Dog Safety For Summer Swimming Fun
One dear friend of mine had an old dog of hers drown in her pool. She felt awful and voiced over and over how she could not imagine how the dog got out of the house and into the pool.
She had several dogs, so I brought them all out. First, I had them placed in the deep end one at a time, and made them swim to the steps and climb out by themselves. Then we had them all at once, so they would get used to the chaos without panicking, and still head to the steps to get out.
If they don't know to go to the steps, then they will try to get out the sides. Then they can become vertical in the water and drown.
For short-legged dogs, you may want to install a little ramp, or put blocks on the steps to make it easier. Consider this also for older dogs whose hips are getting weak.
I also had my friend install a self locking gate on the pool fence to insure safety.
Don't let your excited dog get over tired, either. Especially an older dog, whose hips simply are not as strong as before. And just because you have a canine, do not automatically assume he can swim, or swim well without tiring. Watch your dog as you would a child.
Pool safety rules for children should always include no running on the pool deck.

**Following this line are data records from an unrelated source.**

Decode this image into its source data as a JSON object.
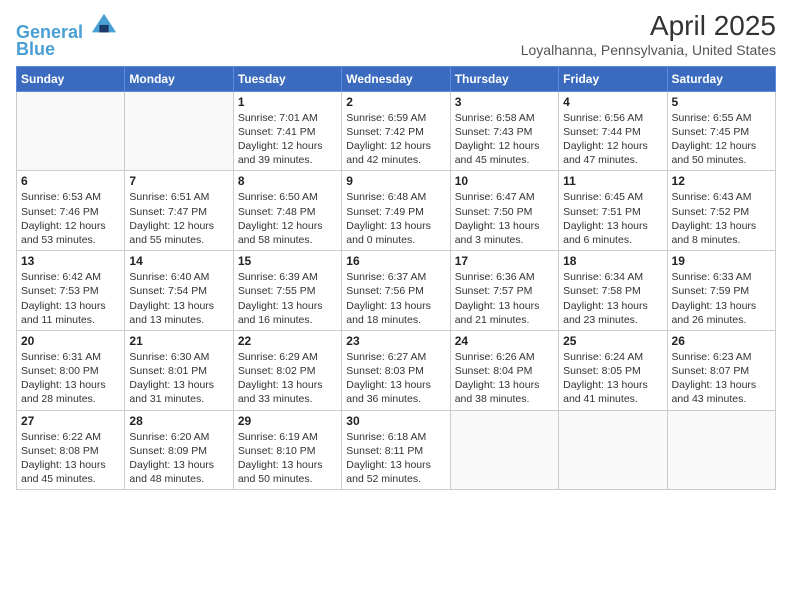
{
  "header": {
    "logo_line1": "General",
    "logo_line2": "Blue",
    "month_year": "April 2025",
    "location": "Loyalhanna, Pennsylvania, United States"
  },
  "days_of_week": [
    "Sunday",
    "Monday",
    "Tuesday",
    "Wednesday",
    "Thursday",
    "Friday",
    "Saturday"
  ],
  "weeks": [
    [
      {
        "day": "",
        "info": ""
      },
      {
        "day": "",
        "info": ""
      },
      {
        "day": "1",
        "info": "Sunrise: 7:01 AM\nSunset: 7:41 PM\nDaylight: 12 hours and 39 minutes."
      },
      {
        "day": "2",
        "info": "Sunrise: 6:59 AM\nSunset: 7:42 PM\nDaylight: 12 hours and 42 minutes."
      },
      {
        "day": "3",
        "info": "Sunrise: 6:58 AM\nSunset: 7:43 PM\nDaylight: 12 hours and 45 minutes."
      },
      {
        "day": "4",
        "info": "Sunrise: 6:56 AM\nSunset: 7:44 PM\nDaylight: 12 hours and 47 minutes."
      },
      {
        "day": "5",
        "info": "Sunrise: 6:55 AM\nSunset: 7:45 PM\nDaylight: 12 hours and 50 minutes."
      }
    ],
    [
      {
        "day": "6",
        "info": "Sunrise: 6:53 AM\nSunset: 7:46 PM\nDaylight: 12 hours and 53 minutes."
      },
      {
        "day": "7",
        "info": "Sunrise: 6:51 AM\nSunset: 7:47 PM\nDaylight: 12 hours and 55 minutes."
      },
      {
        "day": "8",
        "info": "Sunrise: 6:50 AM\nSunset: 7:48 PM\nDaylight: 12 hours and 58 minutes."
      },
      {
        "day": "9",
        "info": "Sunrise: 6:48 AM\nSunset: 7:49 PM\nDaylight: 13 hours and 0 minutes."
      },
      {
        "day": "10",
        "info": "Sunrise: 6:47 AM\nSunset: 7:50 PM\nDaylight: 13 hours and 3 minutes."
      },
      {
        "day": "11",
        "info": "Sunrise: 6:45 AM\nSunset: 7:51 PM\nDaylight: 13 hours and 6 minutes."
      },
      {
        "day": "12",
        "info": "Sunrise: 6:43 AM\nSunset: 7:52 PM\nDaylight: 13 hours and 8 minutes."
      }
    ],
    [
      {
        "day": "13",
        "info": "Sunrise: 6:42 AM\nSunset: 7:53 PM\nDaylight: 13 hours and 11 minutes."
      },
      {
        "day": "14",
        "info": "Sunrise: 6:40 AM\nSunset: 7:54 PM\nDaylight: 13 hours and 13 minutes."
      },
      {
        "day": "15",
        "info": "Sunrise: 6:39 AM\nSunset: 7:55 PM\nDaylight: 13 hours and 16 minutes."
      },
      {
        "day": "16",
        "info": "Sunrise: 6:37 AM\nSunset: 7:56 PM\nDaylight: 13 hours and 18 minutes."
      },
      {
        "day": "17",
        "info": "Sunrise: 6:36 AM\nSunset: 7:57 PM\nDaylight: 13 hours and 21 minutes."
      },
      {
        "day": "18",
        "info": "Sunrise: 6:34 AM\nSunset: 7:58 PM\nDaylight: 13 hours and 23 minutes."
      },
      {
        "day": "19",
        "info": "Sunrise: 6:33 AM\nSunset: 7:59 PM\nDaylight: 13 hours and 26 minutes."
      }
    ],
    [
      {
        "day": "20",
        "info": "Sunrise: 6:31 AM\nSunset: 8:00 PM\nDaylight: 13 hours and 28 minutes."
      },
      {
        "day": "21",
        "info": "Sunrise: 6:30 AM\nSunset: 8:01 PM\nDaylight: 13 hours and 31 minutes."
      },
      {
        "day": "22",
        "info": "Sunrise: 6:29 AM\nSunset: 8:02 PM\nDaylight: 13 hours and 33 minutes."
      },
      {
        "day": "23",
        "info": "Sunrise: 6:27 AM\nSunset: 8:03 PM\nDaylight: 13 hours and 36 minutes."
      },
      {
        "day": "24",
        "info": "Sunrise: 6:26 AM\nSunset: 8:04 PM\nDaylight: 13 hours and 38 minutes."
      },
      {
        "day": "25",
        "info": "Sunrise: 6:24 AM\nSunset: 8:05 PM\nDaylight: 13 hours and 41 minutes."
      },
      {
        "day": "26",
        "info": "Sunrise: 6:23 AM\nSunset: 8:07 PM\nDaylight: 13 hours and 43 minutes."
      }
    ],
    [
      {
        "day": "27",
        "info": "Sunrise: 6:22 AM\nSunset: 8:08 PM\nDaylight: 13 hours and 45 minutes."
      },
      {
        "day": "28",
        "info": "Sunrise: 6:20 AM\nSunset: 8:09 PM\nDaylight: 13 hours and 48 minutes."
      },
      {
        "day": "29",
        "info": "Sunrise: 6:19 AM\nSunset: 8:10 PM\nDaylight: 13 hours and 50 minutes."
      },
      {
        "day": "30",
        "info": "Sunrise: 6:18 AM\nSunset: 8:11 PM\nDaylight: 13 hours and 52 minutes."
      },
      {
        "day": "",
        "info": ""
      },
      {
        "day": "",
        "info": ""
      },
      {
        "day": "",
        "info": ""
      }
    ]
  ]
}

It's slippery when wet, and someone could slip and be hurt badly on the deck or into the pool. The same holds true for dogs, with broken bones and other freak accidents that you cannot undo.

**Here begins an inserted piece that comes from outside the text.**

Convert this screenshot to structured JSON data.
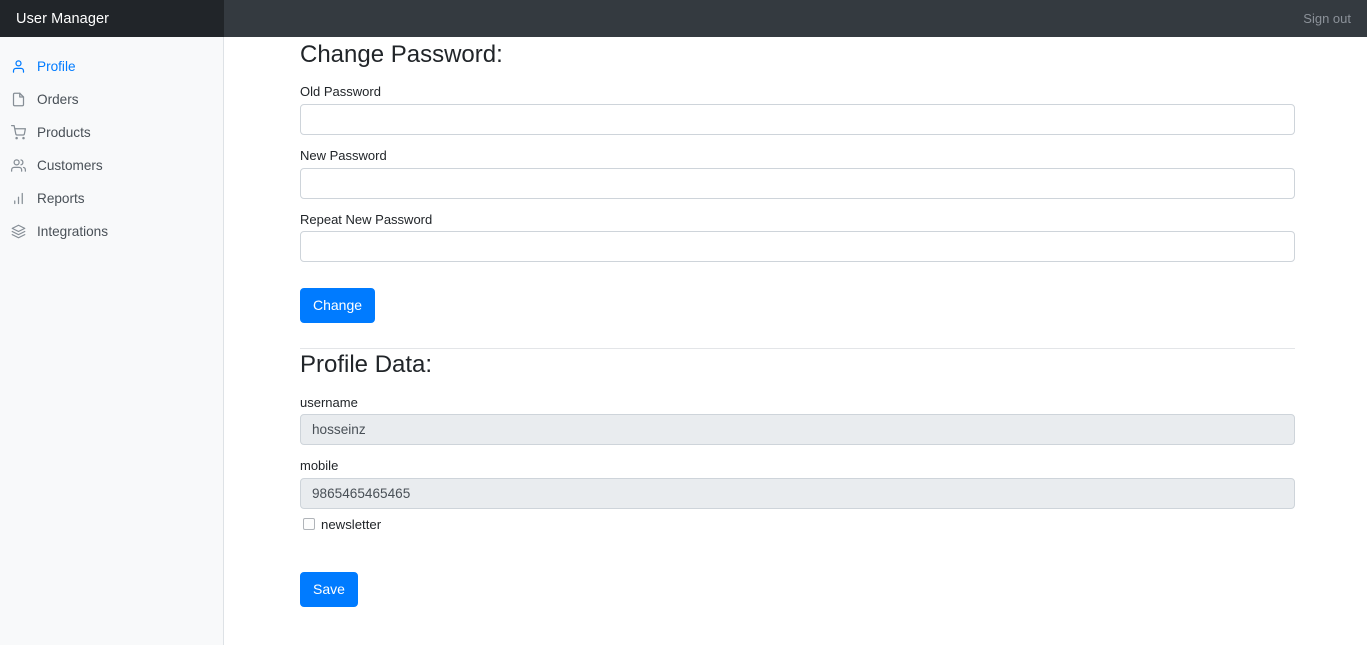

You also need to remember that chlorine is toxic for dogs. Do not let your dog drink the pool water. It's hot, so be sure to have fresh drinking water available at all times on or near the pool deck, and show your dog where it is. Also, the dog's eyes can be irritated by the chlorine, so after the swim time is over, rinse them thoroughly with fresh water.
So have fun in the pool, and keep your children and dogs safe!